Собственно, с теплых воспоминаний о Большом Эксперименте начался после первого пара и разгонной пары пива дружеский вечер. Да, то был крутой комплексный эксперимент, к которому присоседилась куча народу. Первую скрипку играли, конечно, деятели из НИИ Физической Культуры и Спирта – эти главные ассигнования и захапали, правда, и отчет потом сами писали. Какие-то старые связи с медными касками из Министерства Нападения, какие-то старые тематики по нагрузкам на спортсменов в условиях, приближенных к боевым… В общем, поле было засыпано снегом по самое это самое, а игроков обвешали термодатчиками и регистрировали теплопродукцию тех, кому давали гомеопатические дозы спирта, сравнивая с контрольной группой, которая так согревалась.
            Ниихреновцы поучаствовали, во-первых, тем, что поставили для эксперимента 26 кубометров зеленых чертиков – застелить газон и придать ему весенний вид. Это - чтобы федерация футбола не разорялась и не сорвала опыт. Потом, правда, часть чертиков забастовала под предлогом холода, хоть и была проспиртована насквозь. Перед вторым таймом разразился скандал, и руководству Эксперимента пришлось разориться на бензин для снегоуборочных машин, а городской голова потом еще долго канючил у академика-секретаря бабки за амортизацию снежных скребков.

Фрагмент картины Алексея Меринова из интернета

Зеленые чертики – это, на самом деле, побочный продукт первых экспериментов еще древних исследователей по изучению хромосомных реакций на алкоголь. В НИИ ХРЕНА да и в городке чертики расплодились в невероятных количествах из-за обилия спирта и экспериментальных объектов, на которых они паразитировали. Иногда чертики трансмутировали в насекомых, маленьких, но очень противного вида жен и подруг, а последние несколько лет вдруг ни с того, ни с сего – в таких же маленьких и таких же противненьких начальников.

Во-вторых, это был эксперимент, конкурентный с НИИ Ветеринарии, Животноводства, Общей и Прикладной Экологии. Коробковские вывели 15 тысяч отборных фуфанов, которые уже в третьем поколении ничего кроме ректификата с витаминными добавками не потребляли. Ниивжоповские еле-еле набрали 5 тысяч хиляков.

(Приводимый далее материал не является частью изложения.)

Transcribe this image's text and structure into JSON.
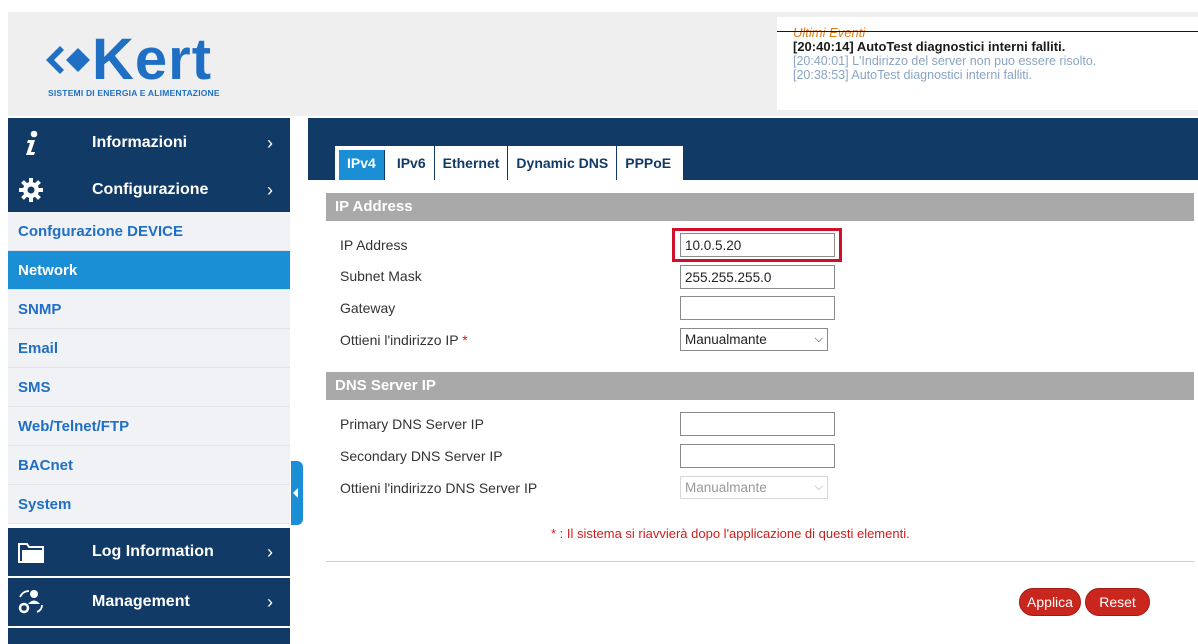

Ниихреновские победили по всем фронтам: конармейцы куда легче передвигались по снежным барханам на поле, а на трибунах их численно и качественно превосходящие фуфаны задавили жиртрестовских, которых пытались выкармливать мясными продуктами. Ясен пень, мы победили – все же спиртным в родной стране кормят уже десятки поколений, а с мясом эксперимент еще, можно считать, в самом зачатке. Где ж их брать, потомственных-то?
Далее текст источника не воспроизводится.